Sebenarnya kritik ataupun potes terhadap studi banding ke luar negeri anggota DPR-RI adalah wajar. Hanya saja karena yang melakukannya seorang dubes, maka hal itu dianggap tidak etis. Meski bukan merupakan hal baru, tapi bagi masyarakat luas, kritik Djoko Susilo punya arti tersendiri. Lepas dari kurang eloknya kritik dilakukan seorang dubes kepada DPR, paling tidak hal itu sedikit banyak menyentakkan lembaga legislatif itu. Pantas dan wajar DPR-RI memberikan reaksi.
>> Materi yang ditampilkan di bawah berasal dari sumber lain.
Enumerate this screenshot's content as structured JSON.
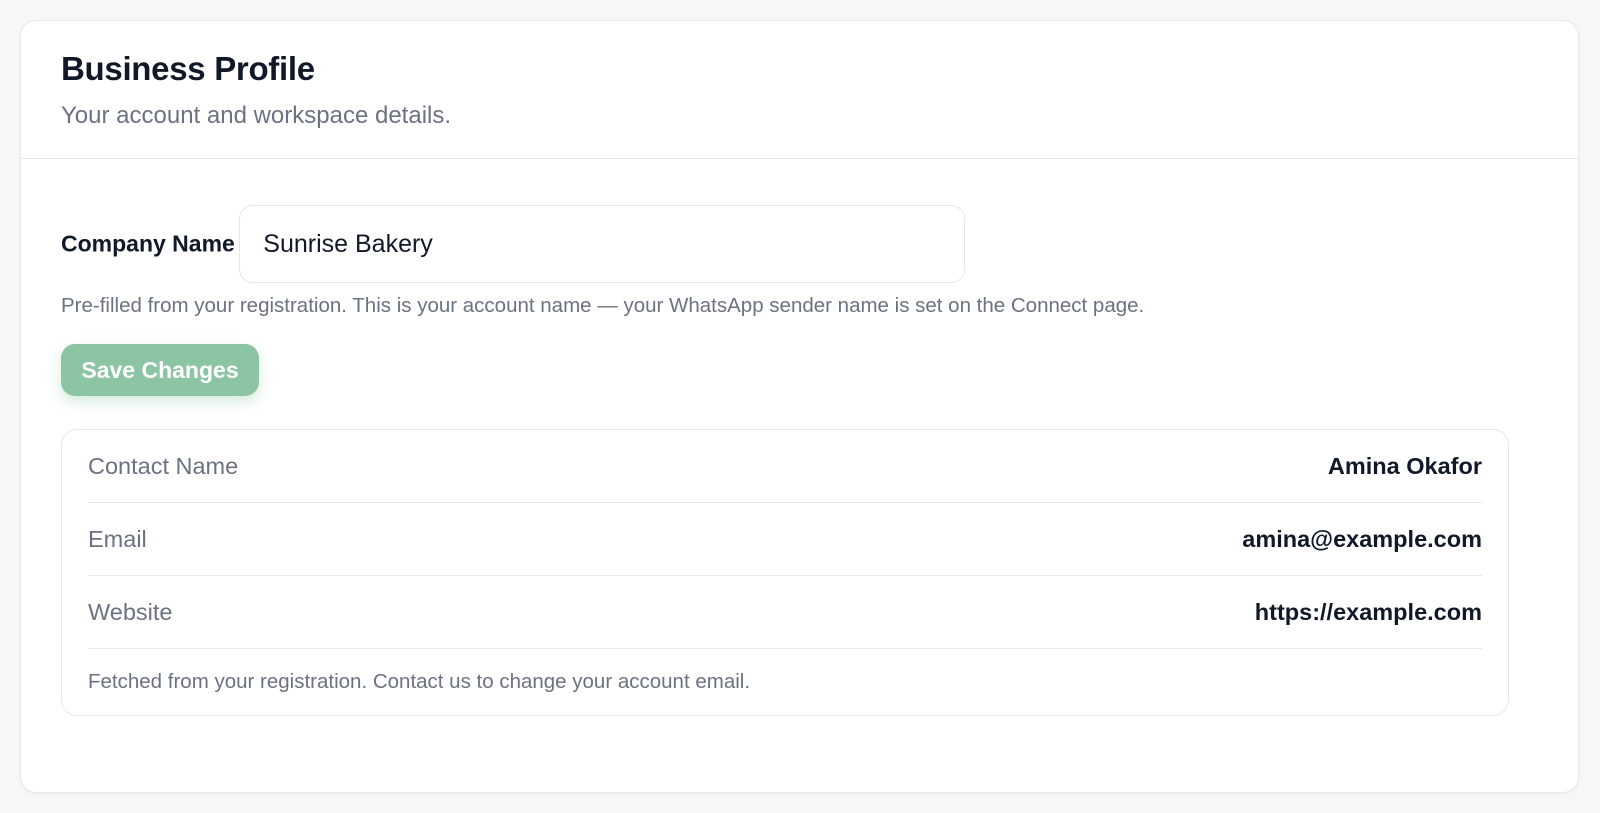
{
  "header": {
    "title": "Business Profile",
    "subtitle": "Your account and workspace details."
  },
  "company_name": {
    "label": "Company Name",
    "value": "Sunrise Bakery",
    "hint": "Pre-filled from your registration. This is your account name — your WhatsApp sender name is set on the Connect page."
  },
  "actions": {
    "save_label": "Save Changes"
  },
  "account_info": {
    "rows": [
      {
        "label": "Contact Name",
        "value": "Amina Okafor"
      },
      {
        "label": "Email",
        "value": "amina@example.com"
      },
      {
        "label": "Website",
        "value": "https://example.com"
      }
    ],
    "note": "Fetched from your registration. Contact us to change your account email."
  },
  "colors": {
    "accent": "#8cc5a3",
    "background": "#f6f8f7",
    "text_primary": "#111827",
    "text_muted": "#6b7280",
    "border": "#e5e7eb"
  }
}
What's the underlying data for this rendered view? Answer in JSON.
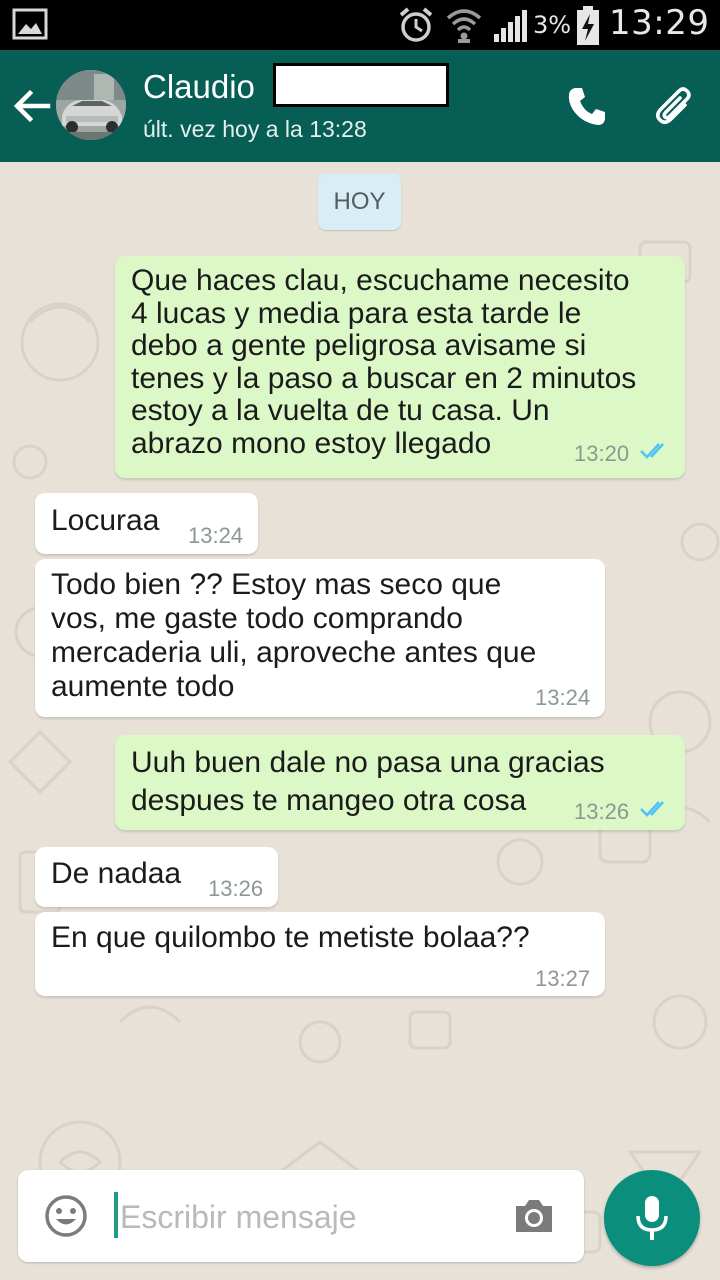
{
  "status_bar": {
    "battery_percent": "3%",
    "time": "13:29",
    "icons": [
      "gallery-icon",
      "alarm-icon",
      "wifi-icon",
      "signal-icon",
      "battery-charging-icon"
    ]
  },
  "header": {
    "contact_name": "Claudio",
    "last_seen": "últ. vez hoy a la 13:28",
    "icons": [
      "back-arrow-icon",
      "phone-icon",
      "paperclip-icon"
    ],
    "background_color": "#075e54"
  },
  "chat": {
    "date_label": "HOY",
    "messages": [
      {
        "direction": "outgoing",
        "text": "Que haces clau, escuchame necesito 4 lucas y media para esta tarde le debo a gente peligrosa avisame si tenes y la paso a buscar en 2 minutos estoy a la vuelta de tu casa. Un abrazo mono estoy llegado",
        "time": "13:20",
        "status": "read"
      },
      {
        "direction": "incoming",
        "text": "Locuraa",
        "time": "13:24"
      },
      {
        "direction": "incoming",
        "text": "Todo bien ?? Estoy mas seco que vos, me gaste todo comprando mercaderia uli, aproveche antes que aumente todo",
        "time": "13:24"
      },
      {
        "direction": "outgoing",
        "text": "Uuh buen dale no pasa una gracias despues te mangeo otra cosa",
        "time": "13:26",
        "status": "read"
      },
      {
        "direction": "incoming",
        "text": "De nadaa",
        "time": "13:26"
      },
      {
        "direction": "incoming",
        "text": "En que quilombo te metiste bolaa??",
        "time": "13:27"
      }
    ],
    "outgoing_bubble_color": "#dcf8c6",
    "incoming_bubble_color": "#ffffff",
    "read_tick_color": "#4fc3f7"
  },
  "composer": {
    "placeholder": "Escribir mensaje",
    "value": "",
    "icons": [
      "emoji-icon",
      "camera-icon",
      "microphone-icon"
    ],
    "accent_color": "#0b8f7c"
  }
}
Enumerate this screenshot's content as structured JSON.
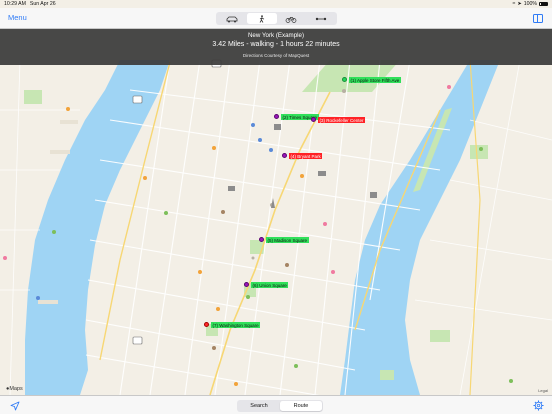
{
  "status_bar": {
    "time": "10:29 AM",
    "date": "Sun Apr 26",
    "battery": "100%"
  },
  "nav": {
    "menu_label": "Menu",
    "modes": [
      {
        "name": "car-icon",
        "active": false
      },
      {
        "name": "walking-icon",
        "active": true
      },
      {
        "name": "bicycle-icon",
        "active": false
      },
      {
        "name": "route-line-icon",
        "active": false
      }
    ]
  },
  "banner": {
    "city": "New York (Example)",
    "summary": "3.42 Miles - walking - 1 hours 22 minutes",
    "credit": "Directions Courtesy of MapQuest"
  },
  "stops": [
    {
      "label": "(1) Apple Store Fifth Ave",
      "color": "green"
    },
    {
      "label": "(2) Times Square",
      "color": "green"
    },
    {
      "label": "(3) Rockefeller Center",
      "color": "red"
    },
    {
      "label": "(4) Bryant Park",
      "color": "red"
    },
    {
      "label": "(5) Madison Square",
      "color": "green"
    },
    {
      "label": "(6) Union Square",
      "color": "green"
    },
    {
      "label": "(7) Washington Square",
      "color": "green"
    }
  ],
  "map": {
    "attribution": "Maps",
    "legal": "Legal",
    "highway_shield": "495",
    "highway_shield_2": "9A"
  },
  "toolbar": {
    "search_label": "Search",
    "route_label": "Route",
    "active": "Route"
  },
  "colors": {
    "accent": "#2f7bf6",
    "water": "#9fd4f4",
    "park": "#c7e6b3",
    "label_green": "#31e05b",
    "label_red": "#ff2226",
    "pin_purple": "#9a16b8"
  }
}
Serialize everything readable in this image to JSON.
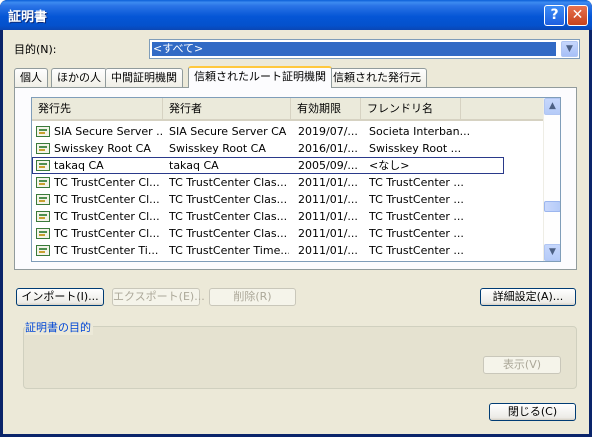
{
  "window": {
    "title": "証明書",
    "help_glyph": "?",
    "close_glyph": "✕"
  },
  "purpose": {
    "label": "目的(N):",
    "selected": "<すべて>"
  },
  "tabs": [
    {
      "label": "個人",
      "active": false
    },
    {
      "label": "ほかの人",
      "active": false
    },
    {
      "label": "中間証明機関",
      "active": false
    },
    {
      "label": "信頼されたルート証明機関",
      "active": true
    },
    {
      "label": "信頼された発行元",
      "active": false
    }
  ],
  "columns": [
    "発行先",
    "発行者",
    "有効期限",
    "フレンドリ名"
  ],
  "rows": [
    {
      "issued_to": "SIA Secure Server ...",
      "issued_by": "SIA Secure Server CA",
      "expires": "2019/07/...",
      "friendly": "Societa Interban..."
    },
    {
      "issued_to": "Swisskey Root CA",
      "issued_by": "Swisskey Root CA",
      "expires": "2016/01/...",
      "friendly": "Swisskey Root ..."
    },
    {
      "issued_to": "takaq CA",
      "issued_by": "takaq CA",
      "expires": "2005/09/...",
      "friendly": "<なし>"
    },
    {
      "issued_to": "TC TrustCenter Cl...",
      "issued_by": "TC TrustCenter Clas...",
      "expires": "2011/01/...",
      "friendly": "TC TrustCenter ..."
    },
    {
      "issued_to": "TC TrustCenter Cl...",
      "issued_by": "TC TrustCenter Clas...",
      "expires": "2011/01/...",
      "friendly": "TC TrustCenter ..."
    },
    {
      "issued_to": "TC TrustCenter Cl...",
      "issued_by": "TC TrustCenter Clas...",
      "expires": "2011/01/...",
      "friendly": "TC TrustCenter ..."
    },
    {
      "issued_to": "TC TrustCenter Cl...",
      "issued_by": "TC TrustCenter Clas...",
      "expires": "2011/01/...",
      "friendly": "TC TrustCenter ..."
    },
    {
      "issued_to": "TC TrustCenter Ti...",
      "issued_by": "TC TrustCenter Time...",
      "expires": "2011/01/...",
      "friendly": "TC TrustCenter ..."
    }
  ],
  "selected_row": 2,
  "buttons": {
    "import": "インポート(I)...",
    "export": "エクスポート(E)...",
    "remove": "削除(R)",
    "advanced": "詳細設定(A)...",
    "view": "表示(V)",
    "close": "閉じる(C)"
  },
  "group": {
    "label": "証明書の目的"
  },
  "colors": {
    "title_bar": "#0556d6",
    "dialog_bg": "#ece9d8",
    "selection": "#316ac5",
    "group_label": "#0046d5"
  }
}
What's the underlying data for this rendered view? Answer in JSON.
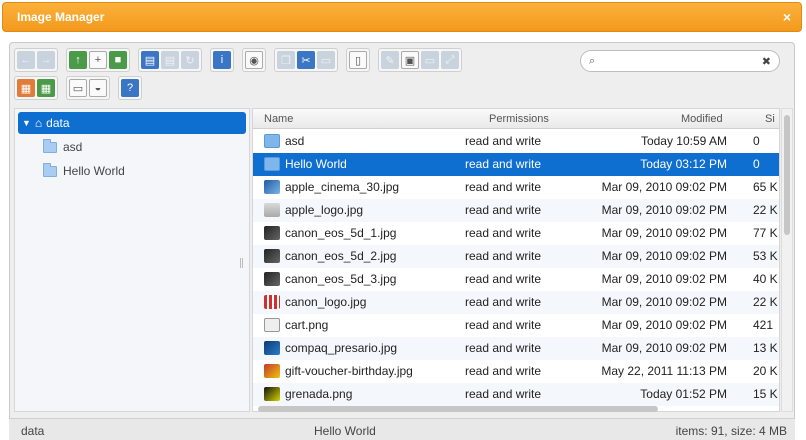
{
  "window": {
    "title": "Image Manager",
    "close_glyph": "×"
  },
  "toolbar": {
    "row1": [
      [
        {
          "icon": "back-icon",
          "glyph": "←",
          "style": "dis"
        },
        {
          "icon": "forward-icon",
          "glyph": "→",
          "style": "dis"
        }
      ],
      [
        {
          "icon": "upload-icon",
          "glyph": "↑",
          "style": "green"
        },
        {
          "icon": "new-file-icon",
          "glyph": "+",
          "style": "white"
        },
        {
          "icon": "save-icon",
          "glyph": "■",
          "style": "green"
        }
      ],
      [
        {
          "icon": "open-icon",
          "glyph": "▤",
          "style": "blue"
        },
        {
          "icon": "print-icon",
          "glyph": "▤",
          "style": "dis"
        },
        {
          "icon": "refresh-icon",
          "glyph": "↻",
          "style": "dis"
        }
      ],
      [
        {
          "icon": "info-icon",
          "glyph": "i",
          "style": "blue"
        }
      ],
      [
        {
          "icon": "preview-icon",
          "glyph": "◉",
          "style": "white"
        }
      ],
      [
        {
          "icon": "copy-icon",
          "glyph": "❐",
          "style": "dis"
        },
        {
          "icon": "cut-icon",
          "glyph": "✂",
          "style": "blue"
        },
        {
          "icon": "paste-icon",
          "glyph": "▭",
          "style": "dis"
        }
      ],
      [
        {
          "icon": "delete-icon",
          "glyph": "▯",
          "style": "white"
        }
      ],
      [
        {
          "icon": "edit-icon",
          "glyph": "✎",
          "style": "dis"
        },
        {
          "icon": "select-icon",
          "glyph": "▣",
          "style": "white"
        },
        {
          "icon": "duplicate-icon",
          "glyph": "▭",
          "style": "dis"
        },
        {
          "icon": "resize-icon",
          "glyph": "⤢",
          "style": "dis"
        }
      ]
    ],
    "row2": [
      [
        {
          "icon": "extract-icon",
          "glyph": "▦",
          "style": "orange"
        },
        {
          "icon": "archive-icon",
          "glyph": "▦",
          "style": "green"
        }
      ],
      [
        {
          "icon": "view-icon",
          "glyph": "▭",
          "style": "white"
        },
        {
          "icon": "sort-icon",
          "glyph": "◒",
          "style": "white"
        }
      ],
      [
        {
          "icon": "help-icon",
          "glyph": "?",
          "style": "blue"
        }
      ]
    ]
  },
  "search": {
    "value": "",
    "placeholder": ""
  },
  "tree": {
    "root": "data",
    "children": [
      "asd",
      "Hello World"
    ]
  },
  "columns": {
    "name": "Name",
    "permissions": "Permissions",
    "modified": "Modified",
    "size": "Si"
  },
  "files": [
    {
      "name": "asd",
      "permissions": "read and write",
      "modified": "Today 10:59 AM",
      "size": "0",
      "icon": "folder-i"
    },
    {
      "name": "Hello World",
      "permissions": "read and write",
      "modified": "Today 03:12 PM",
      "size": "0",
      "icon": "folder-i"
    },
    {
      "name": "apple_cinema_30.jpg",
      "permissions": "read and write",
      "modified": "Mar 09, 2010 09:02 PM",
      "size": "65 K",
      "icon": "blue-i"
    },
    {
      "name": "apple_logo.jpg",
      "permissions": "read and write",
      "modified": "Mar 09, 2010 09:02 PM",
      "size": "22 K",
      "icon": "grey-i"
    },
    {
      "name": "canon_eos_5d_1.jpg",
      "permissions": "read and write",
      "modified": "Mar 09, 2010 09:02 PM",
      "size": "77 K",
      "icon": "dark-i"
    },
    {
      "name": "canon_eos_5d_2.jpg",
      "permissions": "read and write",
      "modified": "Mar 09, 2010 09:02 PM",
      "size": "53 K",
      "icon": "dark-i"
    },
    {
      "name": "canon_eos_5d_3.jpg",
      "permissions": "read and write",
      "modified": "Mar 09, 2010 09:02 PM",
      "size": "40 K",
      "icon": "dark-i"
    },
    {
      "name": "canon_logo.jpg",
      "permissions": "read and write",
      "modified": "Mar 09, 2010 09:02 PM",
      "size": "22 K",
      "icon": "red-i"
    },
    {
      "name": "cart.png",
      "permissions": "read and write",
      "modified": "Mar 09, 2010 09:02 PM",
      "size": "421",
      "icon": "cart-i"
    },
    {
      "name": "compaq_presario.jpg",
      "permissions": "read and write",
      "modified": "Mar 09, 2010 09:02 PM",
      "size": "13 K",
      "icon": "navy-i"
    },
    {
      "name": "gift-voucher-birthday.jpg",
      "permissions": "read and write",
      "modified": "May 22, 2011 11:13 PM",
      "size": "20 K",
      "icon": "gift-i"
    },
    {
      "name": "grenada.png",
      "permissions": "read and write",
      "modified": "Today 01:52 PM",
      "size": "15 K",
      "icon": "gren-i"
    }
  ],
  "selected_index": 1,
  "status": {
    "path": "data",
    "selection": "Hello World",
    "summary": "items: 91, size: 4 MB"
  },
  "colors": {
    "accent": "#f39a1d",
    "selection": "#0f6fd1"
  }
}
Hanya saja pernyataan Priyo Budi Santoso yang mengatakan DPR akan mengevaluasi kerja diplomat Indonesia yang dinilai tidak produktif, termasuk memangkas anggarannya dapat dianggap berlebihan. Mudah-mudahan pernyataan itu hanya "slip of the tounge" saja, dan bukan menunjukkan sikap "balas dendam".

Barangkali ada yang berkata, untung ada Dubes Djoko Susilo, kalau tidak, DPR-RI bisa akan terus terlena dengan studi banding ke luar negeri yang sudah lama bikin masyarakat muak. Masyarakat sekarang menunggu, apakah kritik itu akan membawa pengaruh kepada kinerja DPR-RII Ataukah Djoko Susilo akan ditarik dari tugasnya sebagai Duta Besar RI di Swiss? Kalaupun iya, bagi Djoko Susilo rasanya tak jadi masalah. Ia bisa kembali menjadi wartawan.